The successful Mn incorporation in CdTe through electrodeposition provides a promising pathway to creating a p-type window layer for GBG solar cells. Compared to previous work with Mg, Mn incorporation maintained polycrystallinity, unlike Mg which resulted in amorphous layers. While both Mg and Mn converted n-CdTe to p-type and widened the bandgap, Mn offered better crystallinity. The mixed-phase characteristics observed in the optical absorption studies are typical of ternary compounds and suggest the presence of both CdTe and CdMnTe phases. The formation of ohmic contacts with Au and rectifying contacts with Al validates the p-type conductivity and the absence of Fermi-level pinning. The observed results suggest that the optimized CdMnTe layer grown at 1430 mV and subjected to CCT treatment is suitable for use as a p-type window layer in GBG solar cells.

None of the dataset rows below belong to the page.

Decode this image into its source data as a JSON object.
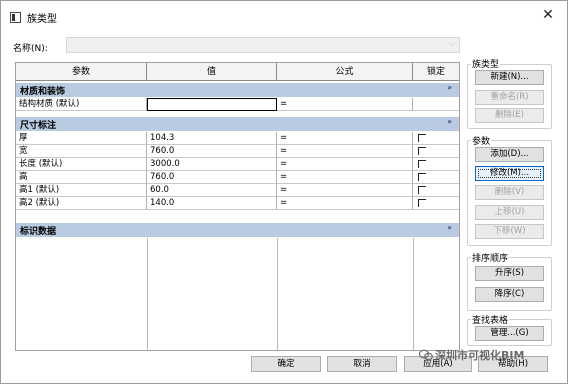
{
  "window": {
    "title": "族类型",
    "close_glyph": "✕"
  },
  "name_field": {
    "label": "名称(N):",
    "value": ""
  },
  "table": {
    "columns": [
      "参数",
      "值",
      "公式",
      "锁定"
    ],
    "groups": [
      {
        "title": "材质和装饰",
        "collapse": "»",
        "rows": [
          {
            "param": "结构材质 (默认)",
            "value": "",
            "formula": "=",
            "lock": ""
          }
        ]
      },
      {
        "title": "尺寸标注",
        "collapse": "»",
        "rows": [
          {
            "param": "厚",
            "value": "104.3",
            "formula": "=",
            "lock": "☐"
          },
          {
            "param": "宽",
            "value": "760.0",
            "formula": "=",
            "lock": "☐"
          },
          {
            "param": "长度 (默认)",
            "value": "3000.0",
            "formula": "=",
            "lock": "☐"
          },
          {
            "param": "高",
            "value": "760.0",
            "formula": "=",
            "lock": "☐"
          },
          {
            "param": "高1 (默认)",
            "value": "60.0",
            "formula": "=",
            "lock": "☐"
          },
          {
            "param": "高2 (默认)",
            "value": "140.0",
            "formula": "=",
            "lock": "☐"
          }
        ]
      },
      {
        "title": "标识数据",
        "collapse": "»",
        "rows": []
      }
    ]
  },
  "family_types": {
    "title": "族类型",
    "new": "新建(N)...",
    "rename": "重命名(R)",
    "delete": "删除(E)"
  },
  "parameters": {
    "title": "参数",
    "add": "添加(D)...",
    "modify": "修改(M)...",
    "remove": "删除(V)",
    "up": "上移(U)",
    "down": "下移(W)"
  },
  "sort_order": {
    "title": "排序顺序",
    "asc": "升序(S)",
    "desc": "降序(C)"
  },
  "lookup": {
    "title": "查找表格",
    "manage": "管理...(G)"
  },
  "footer": {
    "ok": "确定",
    "cancel": "取消",
    "apply": "应用(A)",
    "help": "帮助(H)"
  },
  "watermark": "深圳市可视化BIM"
}
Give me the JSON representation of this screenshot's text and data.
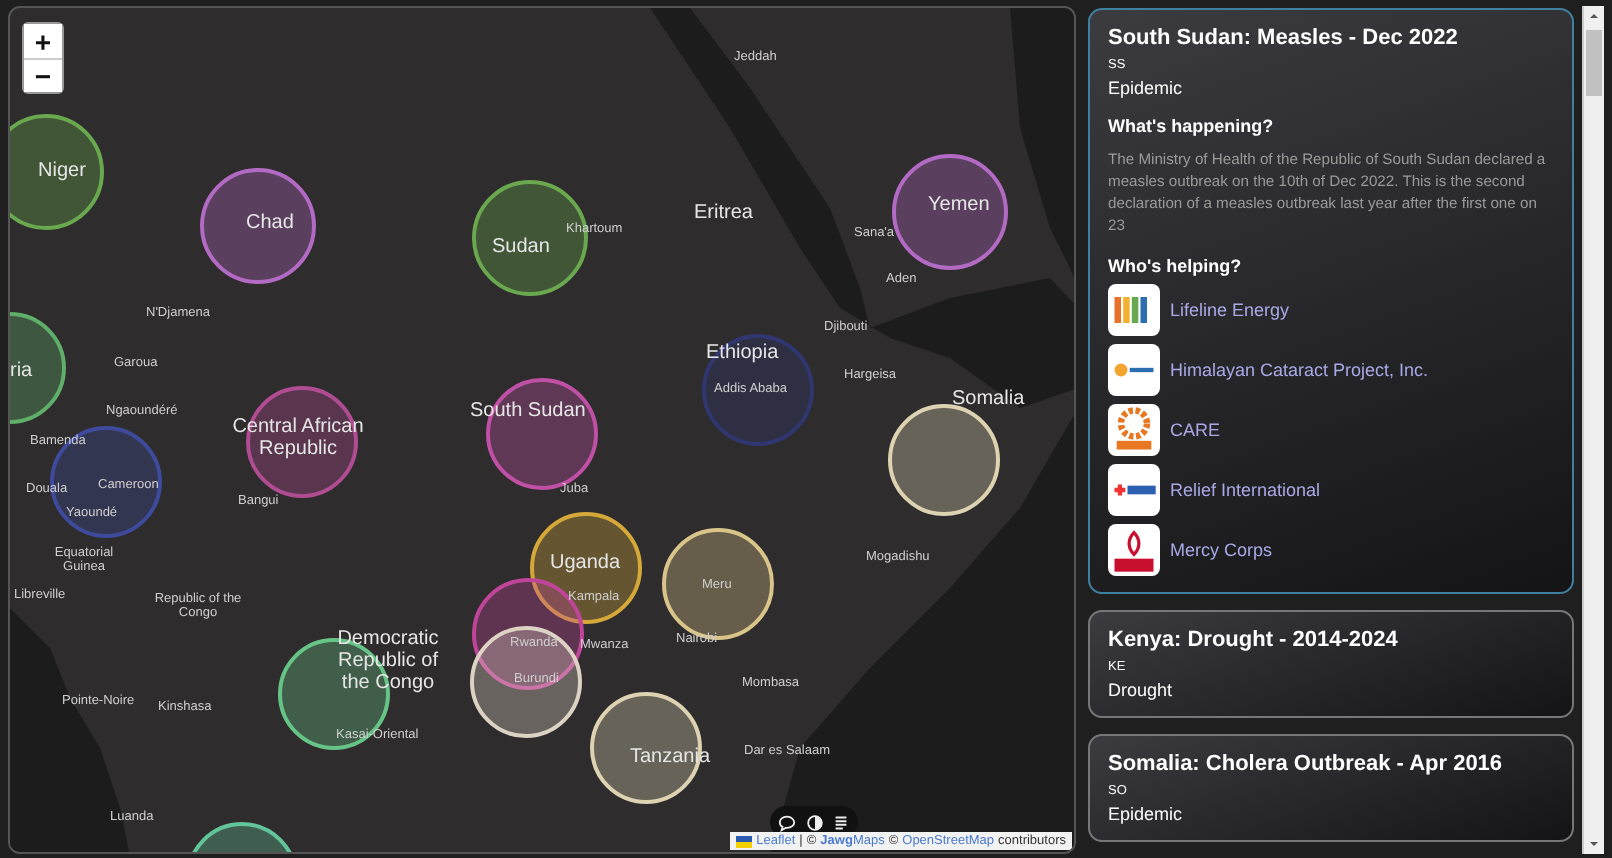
{
  "map": {
    "zoom_in": "+",
    "zoom_out": "−",
    "circles": [
      {
        "color": "#6aa84f"
      },
      {
        "color": "#b36ac4"
      },
      {
        "color": "#6aa84f"
      },
      {
        "color": "#b36ac4"
      },
      {
        "color": "#5fae6a"
      },
      {
        "color": "#3e4a9c"
      },
      {
        "color": "#b04c92"
      },
      {
        "color": "#c050a6"
      },
      {
        "color": "#2f3670"
      },
      {
        "color": "#ddd3b2"
      },
      {
        "color": "#d6a83a"
      },
      {
        "color": "#d9c48a"
      },
      {
        "color": "#c0459a"
      },
      {
        "color": "#ddd3c4"
      },
      {
        "color": "#66c487"
      },
      {
        "color": "#ddd3b2"
      },
      {
        "color": "#62c49a"
      }
    ],
    "labels": [
      {
        "text": "Niger",
        "kind": "country"
      },
      {
        "text": "Chad",
        "kind": "country"
      },
      {
        "text": "Sudan",
        "kind": "country"
      },
      {
        "text": "Yemen",
        "kind": "country"
      },
      {
        "text": "ria",
        "kind": "country"
      },
      {
        "text": "Eritrea",
        "kind": "country"
      },
      {
        "text": "Ethiopia",
        "kind": "country"
      },
      {
        "text": "Somalia",
        "kind": "country"
      },
      {
        "text": "South Sudan",
        "kind": "country"
      },
      {
        "text": "Central African Republic",
        "kind": "country"
      },
      {
        "text": "Uganda",
        "kind": "country"
      },
      {
        "text": "Democratic Republic of the Congo",
        "kind": "country"
      },
      {
        "text": "Tanzania",
        "kind": "country"
      },
      {
        "text": "Jeddah",
        "kind": "city"
      },
      {
        "text": "Khartoum",
        "kind": "city"
      },
      {
        "text": "Sana'a",
        "kind": "city"
      },
      {
        "text": "Aden",
        "kind": "city"
      },
      {
        "text": "Djibouti",
        "kind": "city"
      },
      {
        "text": "N'Djamena",
        "kind": "city"
      },
      {
        "text": "Garoua",
        "kind": "city"
      },
      {
        "text": "Ngaoundéré",
        "kind": "city"
      },
      {
        "text": "Hargeisa",
        "kind": "city"
      },
      {
        "text": "Addis Ababa",
        "kind": "city"
      },
      {
        "text": "Bamenda",
        "kind": "city"
      },
      {
        "text": "Douala",
        "kind": "city"
      },
      {
        "text": "Cameroon",
        "kind": "city"
      },
      {
        "text": "Yaoundé",
        "kind": "city"
      },
      {
        "text": "Bangui",
        "kind": "city"
      },
      {
        "text": "Juba",
        "kind": "city"
      },
      {
        "text": "Equatorial Guinea",
        "kind": "city"
      },
      {
        "text": "Libreville",
        "kind": "city"
      },
      {
        "text": "Republic of the Congo",
        "kind": "city"
      },
      {
        "text": "Kampala",
        "kind": "city"
      },
      {
        "text": "Mogadishu",
        "kind": "city"
      },
      {
        "text": "Meru",
        "kind": "city"
      },
      {
        "text": "Rwanda",
        "kind": "city"
      },
      {
        "text": "Nairobi",
        "kind": "city"
      },
      {
        "text": "Mwanza",
        "kind": "city"
      },
      {
        "text": "Burundi",
        "kind": "city"
      },
      {
        "text": "Pointe-Noire",
        "kind": "city"
      },
      {
        "text": "Kinshasa",
        "kind": "city"
      },
      {
        "text": "Kasai-Oriental",
        "kind": "city"
      },
      {
        "text": "Mombasa",
        "kind": "city"
      },
      {
        "text": "Dar es Salaam",
        "kind": "city"
      },
      {
        "text": "Luanda",
        "kind": "city"
      }
    ],
    "attribution": {
      "leaflet": "Leaflet",
      "sep": "|",
      "copy1": "©",
      "jawg": "**Jawg**Maps",
      "copy2": "©",
      "osm": "OpenStreetMap",
      "tail": "contributors"
    }
  },
  "events": [
    {
      "title": "South Sudan: Measles - Dec 2022",
      "code": "SS",
      "type": "Epidemic",
      "selected": true,
      "happening_heading": "What's happening?",
      "description": "The Ministry of Health of the Republic of South Sudan declared a measles outbreak on the 10th of Dec 2022. This is the second declaration of a measles outbreak last year after the first one on 23",
      "helping_heading": "Who's helping?",
      "orgs": [
        {
          "name": "Lifeline Energy",
          "kind": "lifeline"
        },
        {
          "name": "Himalayan Cataract Project, Inc.",
          "kind": "cataract"
        },
        {
          "name": "CARE",
          "kind": "care"
        },
        {
          "name": "Relief International",
          "kind": "relief"
        },
        {
          "name": "Mercy Corps",
          "kind": "mercy"
        }
      ]
    },
    {
      "title": "Kenya: Drought - 2014-2024",
      "code": "KE",
      "type": "Drought",
      "selected": false
    },
    {
      "title": "Somalia: Cholera Outbreak - Apr 2016",
      "code": "SO",
      "type": "Epidemic",
      "selected": false
    }
  ]
}
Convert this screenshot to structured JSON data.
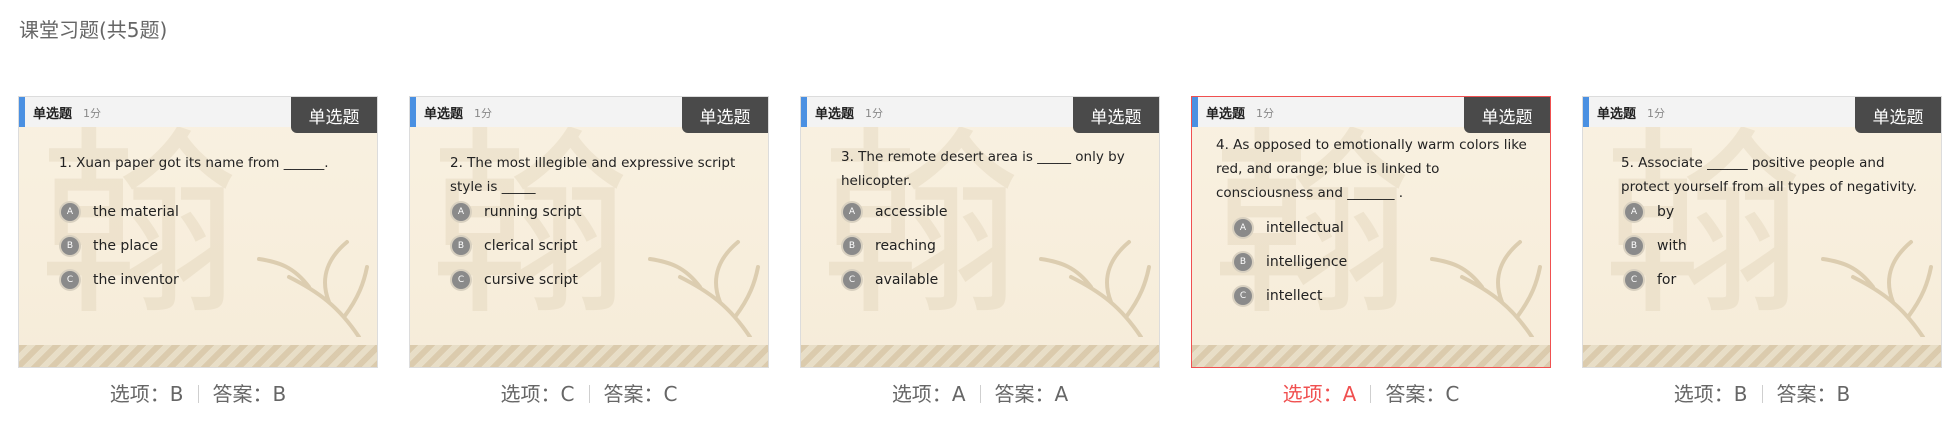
{
  "page": {
    "title": "课堂习题(共5题)"
  },
  "labels": {
    "choice_prefix": "选项：",
    "answer_prefix": "答案："
  },
  "cards": [
    {
      "type": "单选题",
      "score": "1分",
      "badge": "单选题",
      "question": "1. Xuan paper got its name from ______.",
      "options": [
        {
          "letter": "A",
          "text": "the material"
        },
        {
          "letter": "B",
          "text": "the place"
        },
        {
          "letter": "C",
          "text": "the inventor"
        }
      ],
      "choice": "B",
      "answer": "B"
    },
    {
      "type": "单选题",
      "score": "1分",
      "badge": "单选题",
      "question": "2. The most illegible and expressive script style is _____",
      "options": [
        {
          "letter": "A",
          "text": "running script"
        },
        {
          "letter": "B",
          "text": "clerical script"
        },
        {
          "letter": "C",
          "text": "cursive script"
        }
      ],
      "choice": "C",
      "answer": "C"
    },
    {
      "type": "单选题",
      "score": "1分",
      "badge": "单选题",
      "question": "3. The remote desert area is _____ only by helicopter.",
      "options": [
        {
          "letter": "A",
          "text": "accessible"
        },
        {
          "letter": "B",
          "text": "reaching"
        },
        {
          "letter": "C",
          "text": "available"
        }
      ],
      "choice": "A",
      "answer": "A"
    },
    {
      "type": "单选题",
      "score": "1分",
      "badge": "单选题",
      "question": "4. As opposed to emotionally warm colors like red, and orange; blue is linked to consciousness and _______ .",
      "options": [
        {
          "letter": "A",
          "text": "intellectual"
        },
        {
          "letter": "B",
          "text": "intelligence"
        },
        {
          "letter": "C",
          "text": "intellect"
        }
      ],
      "choice": "A",
      "answer": "C"
    },
    {
      "type": "单选题",
      "score": "1分",
      "badge": "单选题",
      "question": "5. Associate ______ positive people and protect yourself from all types of negativity.",
      "options": [
        {
          "letter": "A",
          "text": "by"
        },
        {
          "letter": "B",
          "text": "with"
        },
        {
          "letter": "C",
          "text": "for"
        }
      ],
      "choice": "B",
      "answer": "B"
    }
  ]
}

This research demonstrated the successful electrochemical incorporation of Mn into CdTe to produce p-type CdMnTe thin films with a suitable bandgap for PV applications. The optimized films exhibited desirable electrical properties, confirmed by conductivity and Schottky diode measurements. The findings highlight the potential of electrodeposited CdMnTe as a p-type window layer for advanced GBG solar cells. Future research should focus on integrating the optimized CdMnTe layer into a complete GBG solar cell device structure to assess its performance and investigate further optimization strategies.

The study's limitations include the non-uniform Mn distribution in the CdMnTe layer. Further investigations are necessary to achieve more homogeneous Mn distribution. The limited depth profiling analysis in SNMS prevents precise quantification of Mn concentration. The use of a two-electrode system in the electrodeposition process could introduce some inaccuracies. Also, this study is limited to investigating only two post-growth treatment methods (CCT and GCT). Further exploration of alternative treatments could potentially lead to even better performance.